The problem with that is that everyone that looks at any given piece of art has a different response. The emotion you're looking for you're never going to find as it's in the viewer, not in the picture.
Why is this a "problem"? You're never going to get the same emotional response out of everyone. Why would you even want to? You might feel one emotion when taking a shot and your viewer feels something different, but that doesn't mean the picture has "failed" or that something is wrong.
Think about any pictures that you have seen that have caused a response, good, bad, sad, happy, in you. Dorothea Lange's pictures from the Dust Bowl era might not necessarily be technically great but they strike emotion. Most any pictures from the Holocaust aren't technically great but those sure as hell bring forth emotion. Some of those I can look at even for a minute and tear up. That's not emotion in the picture, it's emotion in me.
What does have to do with you is being able to see it and realize that this particular moment will, in fact, result in an emotional response in many viewers.
When my best friend's daughter got married someone at the wedding just happened to catch a moment when the bride and her dad hugged after the ceremony. There is a look on her face of just absolute bliss that will choke you up in minute. All because someone was there at just the right moment.
These examples you mention all have people in them. Does that mean you're saying emotion needs to be portrayed in the photo to elicit emotion as well? Emotion in the subject or emotion from the photographer?
Not everyone is going to have the same emotional response even if it's clear from the context and facial expression what emotion we are "supposed" to feel. Someone might be choked up, thinking of the bride's happiness. Some might feel bitterness or sadness or envy because they never got to experience that moment for whatever reason. Others might roll their eyes or feel anger. Others might feel nervous or excited because their wedding or child's wedding is coming up. And all this time, despite acknowledging that the moment is worth capturing for its emotional impact, maybe the photographer feels absolutely nothing. So where does the emotion come from? The people in the photo.

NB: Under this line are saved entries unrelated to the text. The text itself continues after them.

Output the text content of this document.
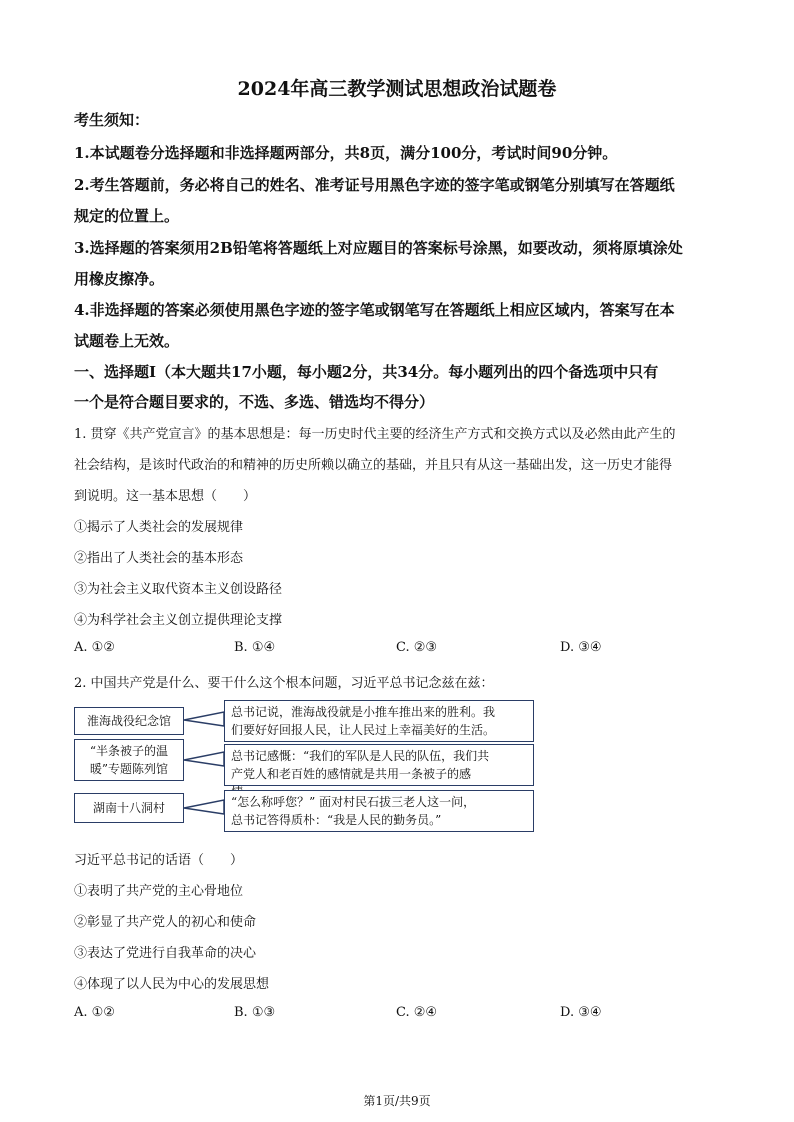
2024年高三教学测试思想政治试题卷
考生须知：
1.本试题卷分选择题和非选择题两部分，共8页，满分100分，考试时间90分钟。
2.考生答题前，务必将自己的姓名、准考证号用黑色字迹的签字笔或钢笔分别填写在答题纸
规定的位置上。
3.选择题的答案须用2B铅笔将答题纸上对应题目的答案标号涂黑，如要改动，须将原填涂处
用橡皮擦净。
4.非选择题的答案必须使用黑色字迹的签字笔或钢笔写在答题纸上相应区域内，答案写在本
试题卷上无效。
一、选择题Ⅰ（本大题共17小题，每小题2分，共34分。每小题列出的四个备选项中只有
一个是符合题目要求的，不选、多选、错选均不得分）
1. 贯穿《共产党宣言》的基本思想是：每一历史时代主要的经济生产方式和交换方式以及必然由此产生的
社会结构，是该时代政治的和精神的历史所赖以确立的基础，并且只有从这一基础出发，这一历史才能得
到说明。这一基本思想（　　）
①揭示了人类社会的发展规律
②指出了人类社会的基本形态
③为社会主义取代资本主义创设路径
④为科学社会主义创立提供理论支撑
A. ①②	B. ①④	C. ②③	D. ③④
2. 中国共产党是什么、要干什么这个根本问题，习近平总书记念兹在兹：
淮海战役纪念馆
总书记说，淮海战役就是小推车推出来的胜利。我
们要好好回报人民，让人民过上幸福美好的生活。
“半条被子的温
暖”专题陈列馆
总书记感慨：“我们的军队是人民的队伍，我们共
产党人和老百姓的感情就是共用一条被子的感
湖南十八洞村	“怎么称呼您？” 面对村民石拔三老人这一问，
总书记答得质朴：“我是人民的勤务员。”
习近平总书记的话语（　　）
①表明了共产党的主心骨地位
②彰显了共产党人的初心和使命
③表达了党进行自我革命的决心
④体现了以人民为中心的发展思想
A. ①②	B. ①③	C. ②④	D. ③④
第1页/共9页
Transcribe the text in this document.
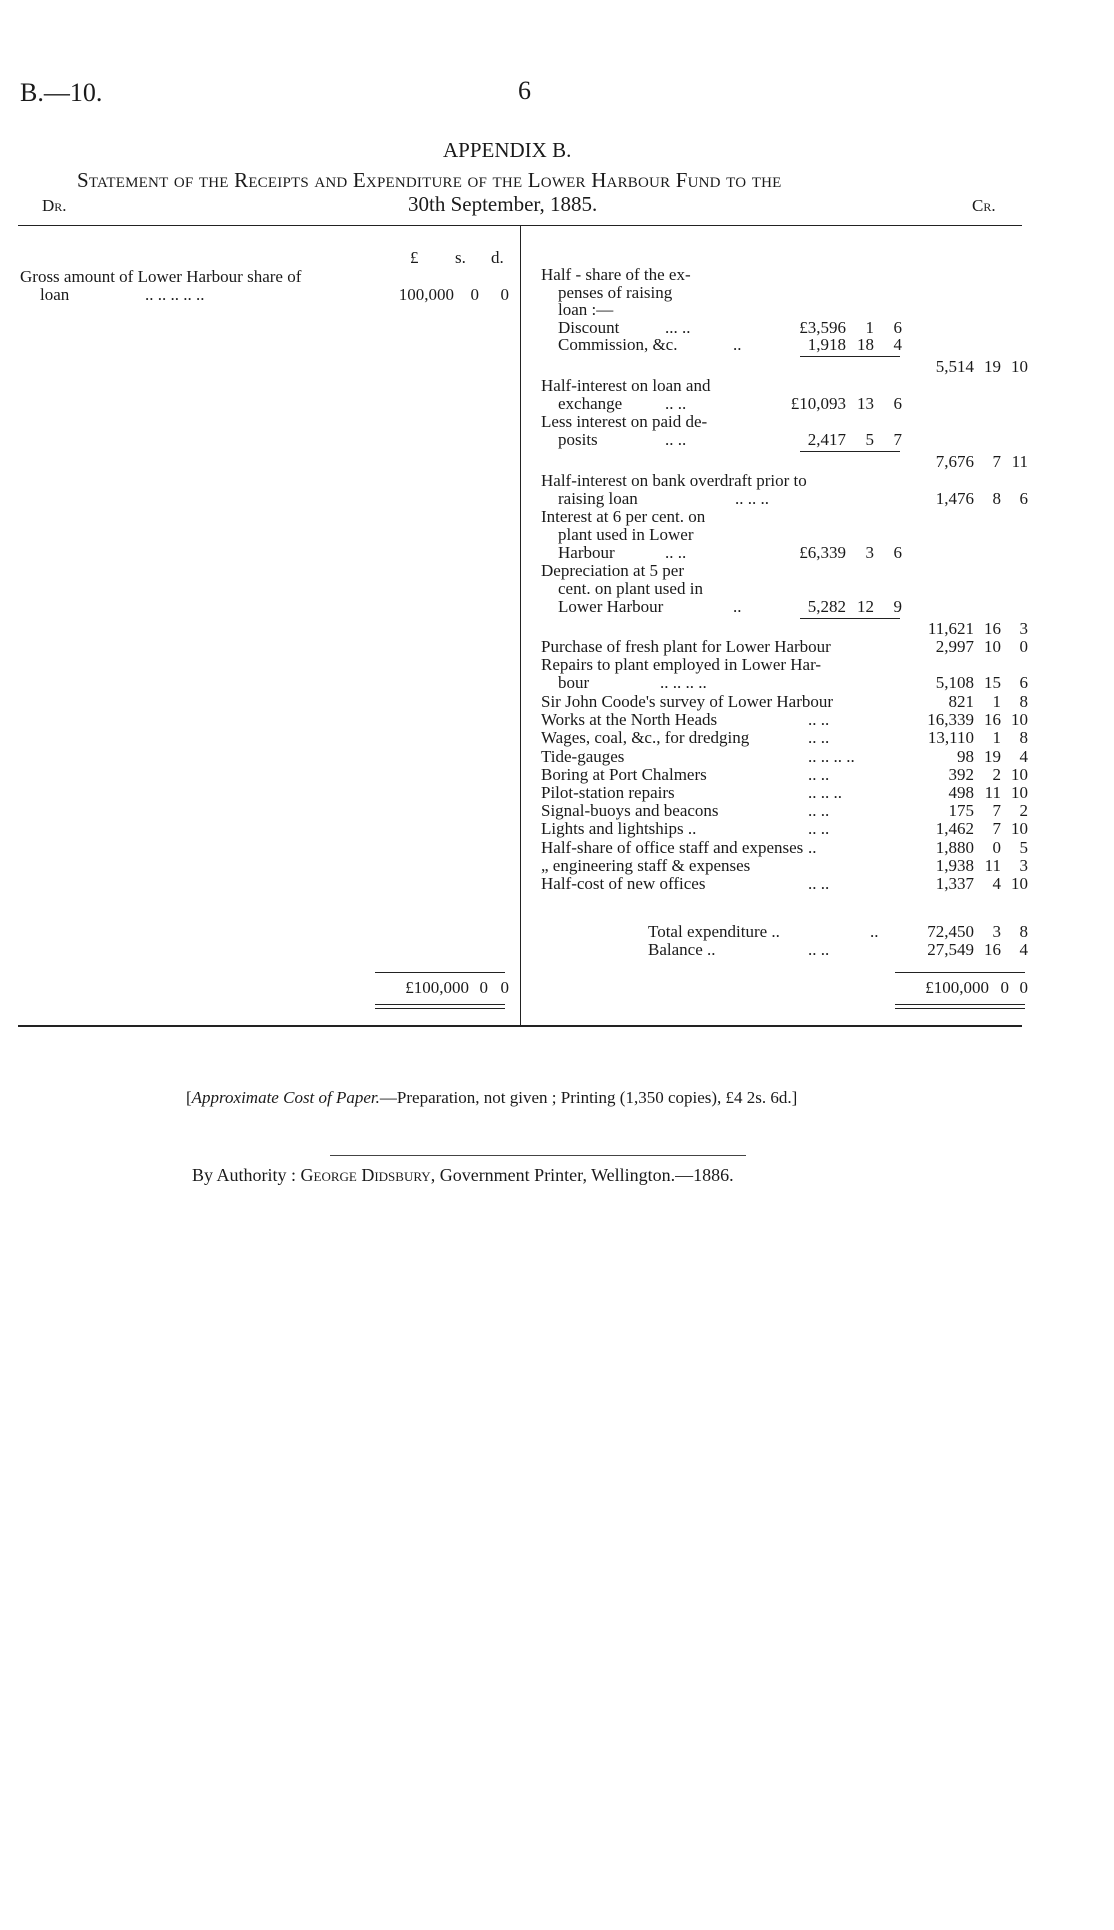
B.—10.	6
APPENDIX B.
Statement of the Receipts and Expenditure of the Lower Harbour Fund to the
Dr.	30th September, 1885.	Cr.
£ s. d.
Gross amount of Lower Harbour share of
loan	.. .. .. .. ..	100,000 0 0
£100,000 0 0
Half - share of the ex-
penses of raising
loan :—
Discount	... ..	£3,596 1 6
Commission, &c.	..	1,918 18 4
5,514 19 10
Half-interest on loan and
exchange	.. ..	£10,093 13 6
Less interest on paid de-
posits	.. ..	2,417 5 7
7,676 7 11
Half-interest on bank overdraft prior to
raising loan	.. .. ..	1,476 8 6
Interest at 6 per cent. on
plant used in Lower
Harbour	.. ..	£6,339 3 6
Depreciation at 5 per
cent. on plant used in
Lower Harbour	..	5,282 12 9
11,621 16 3
Purchase of fresh plant for Lower Harbour	2,997 10 0
Repairs to plant employed in Lower Har-
bour	.. .. .. ..	5,108 15 6
Sir John Coode's survey of Lower Harbour	821 1 8
Works at the North Heads	.. ..	16,339 16 10
Wages, coal, &c., for dredging	.. ..	13,110 1 8
Tide-gauges	.. .. .. ..	98 19 4
Boring at Port Chalmers	.. ..	392 2 10
Pilot-station repairs	.. .. ..	498 11 10
Signal-buoys and beacons	.. ..	175 7 2
Lights and lightships ..	.. ..	1,462 7 10
Half-share of office staff and expenses ..	1,880 0 5
„ engineering staff & expenses	1,938 11 3
Half-cost of new offices	.. ..	1,337 4 10
Total expenditure ..	..	72,450 3 8
Balance ..	.. ..	27,549 16 4
£100,000 0 0
[Approximate Cost of Paper.—Preparation, not given ; Printing (1,350 copies), £4 2s. 6d.]
By Authority : George Didsbury, Government Printer, Wellington.—1886.
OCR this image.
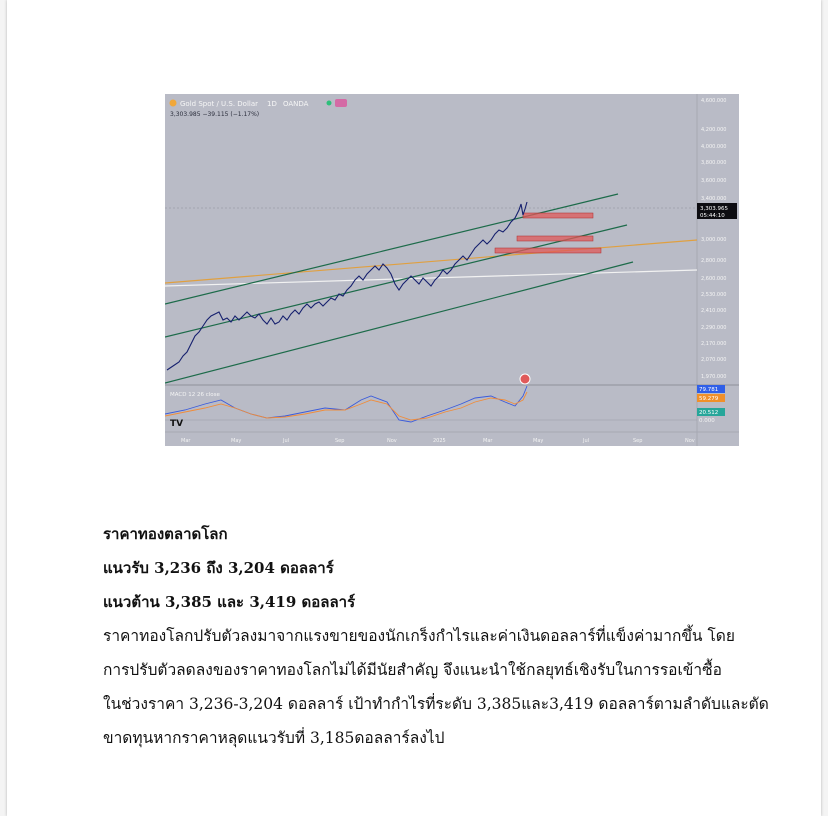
Gold Spot / U.S. Dollar 1D OANDA
3,303.985 −39.115 (−1.17%)
3,303.965
05:44:10
4,600.000
4,200.000
4,000.000
3,800.000
3,600.000
3,400.000
3,000.000
2,800.000
2,600.000
2,530.000
2,410.000
2,290.000
2,170.000
2,070.000
1,970.000
Mar	May	Jul	Sep	Nov	2025	Mar	May	Jul	Sep	Nov
MACD 12 26 close
79.781
59.279
20.512
0.000
TV
ราคาทองตลาดโลก
แนวรับ 3,236 ถึง 3,204 ดอลลาร์
แนวต้าน 3,385 และ 3,419 ดอลลาร์
ราคาทองโลกปรับตัวลงมาจากแรงขายของนักเกร็งกำไรและค่าเงินดอลลาร์ที่แข็งค่ามากขึ้น โดย
การปรับตัวลดลงของราคาทองโลกไม่ได้มีนัยสำคัญ จึงแนะนำใช้กลยุทธ์เชิงรับในการรอเข้าซื้อ
ในช่วงราคา 3,236-3,204 ดอลลาร์ เป้าทำกำไรที่ระดับ 3,385และ3,419 ดอลลาร์ตามลำดับและตัด
ขาดทุนหากราคาหลุดแนวรับที่ 3,185ดอลลาร์ลงไป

But your picture in the OP is a landscape and you cite Adams' landscapes as an example of what you'd like to achieve. Obviously, emotion is not going to be portrayed by people, so it has to be elicited in another way. You already know that technical precision alone isn't the answer. So what is? If you are not relying on people to portray emotion, then where does the emotion come from? I say the photographer. How can you convey an emotion in a landscape that you don't feel yourself? And does it matter if the viewer doesn't feel the same thing that you do?
Perhaps you already answered your own question. You spoke of capturing a moment when you gave the examples of pictures with people in them. Facial expressions, body movements, interactions...these all happen pretty fast and you have to have good timing. Mountains, trees, rivers...yeah, they don't move around a lot, so what moment is being captured? It becomes all about the light at that point. It's the light and how you capture it that can create a mood in a landscape image. That particular quality of light at that moment might not happen again any time soon, so you have to move - sometimes really fast - to capture that moment of light on that particular scene. You have to be in the right place at the right time, which could mean getting up early, hiking a long way to get to the right scene/composition, waiting a long time for the light and maybe having to come back another day.
So there's your common thread: the moment that you have capture, whether it be on a person's face/body language/setting, or in the light that falls on the land.